だが、その態度がジンウッドの癪に触った。
「全く。お前のような奴を魔術師として使わねばならなくなるとは、この国もずいぶん落ちぶれたものだよ」
これが挑発だと分かっているアイラは、反論したところで無駄と思い黙って話を聞く。
「分かるか? 魔術師とは本来それに相応しい努力と研鑽を積んだ者が、王に認められてやっと名乗れる、いわば勲章のようなものなのだ。それを、今まで田舎で引きこもっていたような奴が名乗るなど......」
ここでワインを一飲みにして、大袈裟にグラスをテーブルに置く。
「こんな戦争さえなければ、お前らのような奴は等しく縛り首なのだ! お前が今、そこに、立っていられるのは、王が情けをかけているからだと分かっているのか?!」
「はぁ、そうですね」
心にもない相槌を打ちながら、アイラはワインを注ぐ。
「いいや分かっちゃいない! 分かっているなら、少しでもその恩に報いろうと今だって魔術の練習の一つや二つしているはずだ。なのになんだその格好は!」
「格好は別にいいでしょ」
「いいわけあるか! 魔術師として戦場に行くことが何を意味するのか分かっているのか? 魔術師は国の誇りであり、国の希望なのだ。それをなんだ、礼儀も知らなければ学もないような奴が、国の代表面をしやがって」
「しょうがないじゃないですか。
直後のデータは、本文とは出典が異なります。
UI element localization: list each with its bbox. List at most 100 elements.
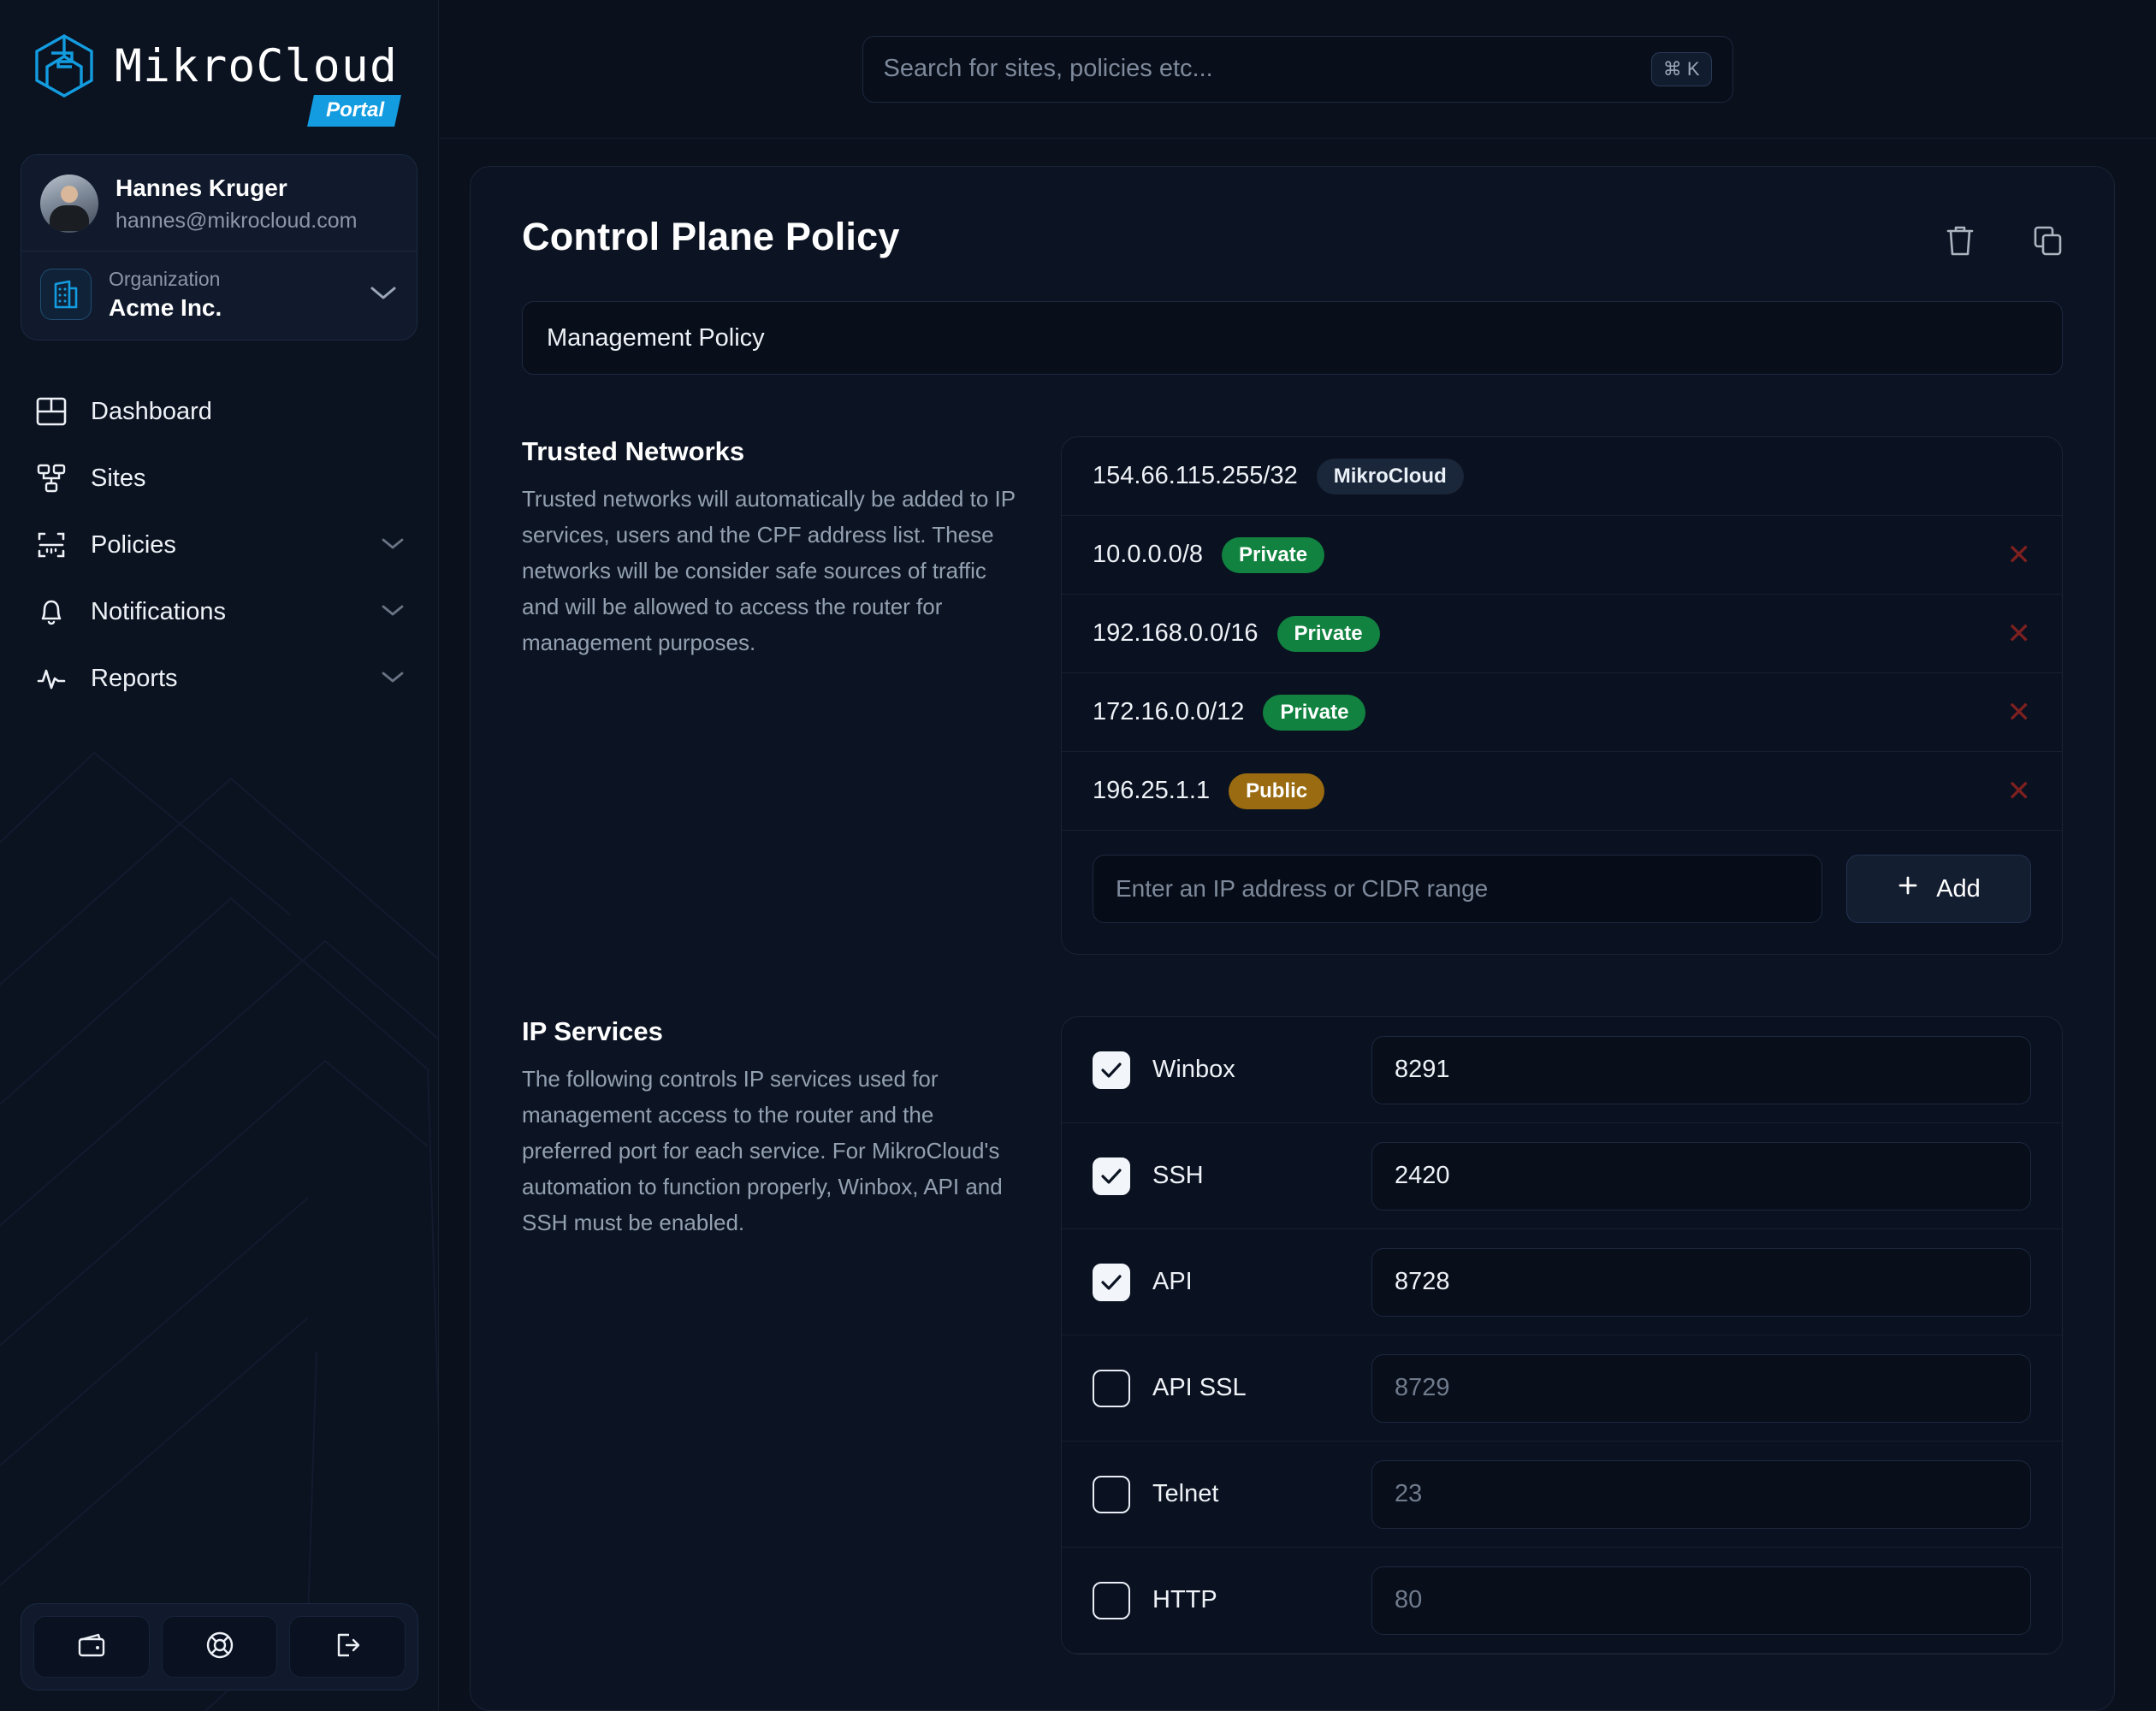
chevron-down-icon	[369, 284, 398, 305]
service-checkbox-ssh[interactable]	[1093, 1157, 1130, 1195]
organization-name: Acme Inc.	[109, 294, 222, 322]
chevron-down-icon[interactable]	[380, 669, 406, 689]
lifebuoy-icon	[205, 1631, 234, 1664]
policy-name-input[interactable]	[522, 301, 2063, 375]
search-shortcut-badge: ⌘ K	[1650, 51, 1712, 86]
sidebar-item-policies[interactable]: Policies	[17, 512, 421, 578]
table-row: 172.16.0.0/12 Private ✕	[1062, 673, 2062, 752]
close-x-icon[interactable]: ✕	[2007, 619, 2032, 648]
service-checkbox-http[interactable]	[1093, 1581, 1130, 1619]
service-port-input[interactable]	[1371, 1141, 2031, 1211]
wallet-icon	[76, 1631, 107, 1663]
add-network-row: Add	[1062, 831, 2062, 954]
sidebar: MikroCloud Portal Hannes Kruger hannes@m…	[0, 0, 439, 1711]
sidebar-item-label: Policies	[91, 530, 176, 559]
table-row: API SSL	[1062, 1335, 2062, 1442]
add-network-button[interactable]: Add	[1846, 855, 2031, 923]
trusted-networks-panel: 154.66.115.255/32 MikroCloud 10.0.0.0/8 …	[1061, 436, 2063, 955]
table-row: HTTP	[1062, 1548, 2062, 1654]
layout-dashboard-icon	[33, 395, 70, 428]
service-port-input[interactable]	[1371, 1566, 2031, 1635]
service-label: Telnet	[1152, 1480, 1219, 1507]
service-label: Winbox	[1152, 1056, 1235, 1083]
user-card: Hannes Kruger hannes@mikrocloud.com Orga…	[21, 154, 418, 341]
search-input[interactable]	[883, 55, 1651, 83]
close-x-icon[interactable]: ✕	[2007, 541, 2032, 570]
table-row: API	[1062, 1229, 2062, 1335]
sidebar-item-dashboard[interactable]: Dashboard	[17, 378, 421, 445]
chevron-down-icon[interactable]	[380, 536, 406, 555]
service-port-input[interactable]	[1371, 1353, 2031, 1423]
plus-icon	[1897, 874, 1919, 903]
sidebar-item-notifications[interactable]: Notifications	[17, 578, 421, 645]
sidebar-item-label: Notifications	[91, 597, 226, 625]
sidebar-footer	[21, 1603, 418, 1690]
service-label: HTTP	[1152, 1586, 1217, 1613]
main-area: ⌘ K Control Plane Policy	[439, 0, 2156, 1711]
table-row: 196.25.1.1 Public ✕	[1062, 752, 2062, 831]
service-label: SSH	[1152, 1162, 1204, 1189]
service-checkbox-winbox[interactable]	[1093, 1051, 1130, 1089]
trusted-networks-section: Trusted Networks Trusted networks will a…	[522, 436, 2063, 955]
table-row: 192.168.0.0/16 Private ✕	[1062, 595, 2062, 673]
table-row: 154.66.115.255/32 MikroCloud	[1062, 437, 2062, 516]
table-row: Telnet	[1062, 1442, 2062, 1548]
brand-logo[interactable]: MikroCloud Portal	[0, 0, 438, 127]
close-x-icon[interactable]: ✕	[2007, 777, 2032, 806]
support-button[interactable]	[161, 1616, 278, 1678]
content-area: Control Plane Policy Management Policy T…	[439, 139, 2156, 1711]
page-title: Control Plane Policy	[522, 215, 900, 258]
cube-logo-icon	[35, 34, 93, 98]
sidebar-item-label: Reports	[91, 664, 178, 692]
section-title: IP Services	[522, 1016, 663, 1046]
sidebar-nav: Dashboard Sites Policies Notifications R…	[0, 378, 438, 712]
delete-policy-button[interactable]	[1945, 223, 1975, 262]
service-checkbox-api[interactable]	[1093, 1263, 1130, 1301]
sidebar-item-label: Sites	[91, 464, 146, 492]
ip-address: 196.25.1.1	[1093, 777, 1211, 804]
user-profile[interactable]: Hannes Kruger hannes@mikrocloud.com	[21, 155, 417, 251]
global-search[interactable]: ⌘ K	[862, 35, 1733, 103]
service-checkbox-telnet[interactable]	[1093, 1475, 1130, 1513]
sidebar-item-sites[interactable]: Sites	[17, 445, 421, 512]
service-label: API	[1152, 1268, 1193, 1295]
chevron-down-icon[interactable]	[380, 602, 406, 622]
ip-address: 192.168.0.0/16	[1093, 619, 1259, 647]
billing-button[interactable]	[33, 1616, 150, 1678]
logout-button[interactable]	[289, 1616, 406, 1678]
add-button-label: Add	[1936, 874, 1981, 903]
logout-icon	[333, 1631, 362, 1664]
activity-pulse-icon	[33, 662, 70, 695]
service-checkbox-api-ssl[interactable]	[1093, 1369, 1130, 1407]
ip-address: 172.16.0.0/12	[1093, 698, 1245, 725]
ip-address-input[interactable]	[1093, 855, 1822, 923]
scan-policy-icon	[33, 529, 70, 561]
brand-name: MikroCloud	[115, 39, 399, 92]
service-port-input[interactable]	[1371, 1247, 2031, 1317]
status-badge: Private	[1263, 694, 1366, 731]
duplicate-policy-button[interactable]	[2032, 223, 2063, 262]
avatar	[40, 174, 98, 233]
section-title: Trusted Networks	[522, 436, 745, 466]
user-name: Hannes Kruger	[116, 175, 287, 201]
service-port-input[interactable]	[1371, 1035, 2031, 1104]
status-badge: Public	[1229, 773, 1325, 809]
card-header: Control Plane Policy	[522, 215, 2063, 262]
ip-address: 154.66.115.255/32	[1093, 462, 1298, 489]
user-email: hannes@mikrocloud.com	[116, 208, 358, 233]
organization-selector[interactable]: Organization Acme Inc.	[21, 250, 417, 340]
sidebar-item-reports[interactable]: Reports	[17, 645, 421, 712]
sidebar-watermark-pattern	[0, 751, 438, 1711]
service-port-input[interactable]	[1371, 1459, 2031, 1529]
organization-label: Organization	[109, 267, 221, 290]
service-label: API SSL	[1152, 1374, 1247, 1401]
app-root: MikroCloud Portal Hannes Kruger hannes@m…	[0, 0, 2156, 1711]
ip-services-section: IP Services The following controls IP se…	[522, 1016, 2063, 1655]
brand-badge: Portal	[307, 94, 402, 127]
status-badge: Private	[1222, 536, 1325, 573]
section-description: Trusted networks will automatically be a…	[522, 486, 1016, 656]
topbar: ⌘ K	[439, 0, 2156, 139]
building-icon	[40, 269, 92, 321]
close-x-icon[interactable]: ✕	[2007, 698, 2032, 727]
network-sites-icon	[33, 462, 70, 494]
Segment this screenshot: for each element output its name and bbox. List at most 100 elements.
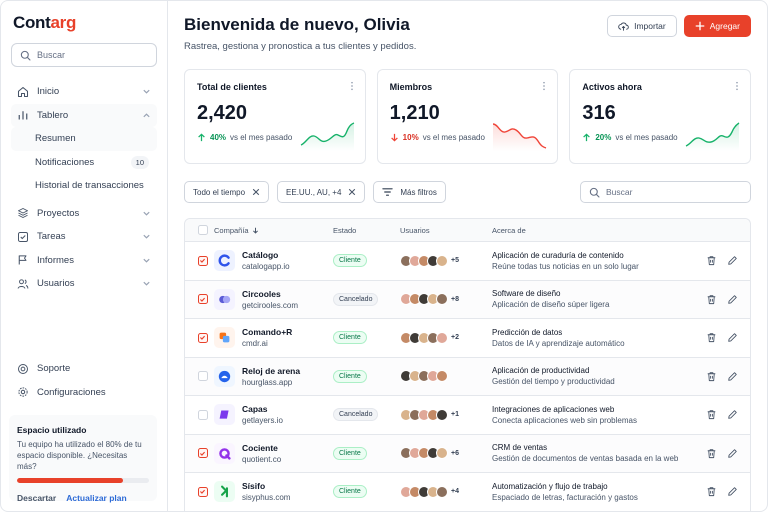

戦争に負けてるんですし」
「しょうがないだぁ? じゃあなんだ、俺の息子が死んだのもしょうがなかったって言うのか?!」
ジンウッドの拳がテーブルを強く揺らし、グラスが倒れワインがクロスを赤く染める。
「そんなこと、言ってないじゃないですか......」
「いいや、その目が、その目がそう言っている」
ジンウッドは、おもむろに立ち上がるとアイラにゆっくりと詰め寄り、後退りをするアイラにぶつかりワゴンが倒れ大きな音を立てる。
「言ってないですって!」
その時、騒ぎを聞き付けたブラッドがドアを開き、それに続いてキースが入ってくる。
更にはルドウィンとドレッタまでもが駆けつけた。
「父さん! 何をしてるんですか!」
「黙れ!」
止めようと近寄るブラッドを、ジンウッドは睨み付けて止める。
「息子は、王の、国の、民のために命をかけて戦ったんだ。何故だ? 与えられた魔術師という称号には相応の責任が生じるからだ。弱者を守る義務があるからだ! それなのに、戦争に負けたからと言って、お前らのような資格も自覚もない存在が後釜につくと言う!」
いよいよ壁際に追い詰められると、ジンウッドの両手が伸びアイラは目を瞑る。
そして、肩に強い圧迫感を覚え、アイラが目を開けると両手が彼女の肩を掴んでいた。
「なら、最初からそうであったなら、息子の代わりがお前でも良いと言うのなら、息子は、グリースは死ななくても良かったんじゃないか」
顔面をしわくちゃにして、アイラの肩に手を置いたままジンウッドが膝をつく。
「こんなのあんまりじゃないか。グリースを踏みつけるなよ、誰か、グリースの死は無駄じゃなかったと、言ってくれよ......」
そのまま下を向いて泣きはじめたジンウッドに、ブラッドとキースが優しく寄り添う。
ブラッドがアイラから彼を引き剥がし、椅子に座らせると、狼狽えるアイラにキースが呼び掛ける。
「ごめんねアイラちゃん。部屋の外に出ていてくれる?」
「で、でも」
「ごめんね」
謝るキースの目は、どこか寂しげであった。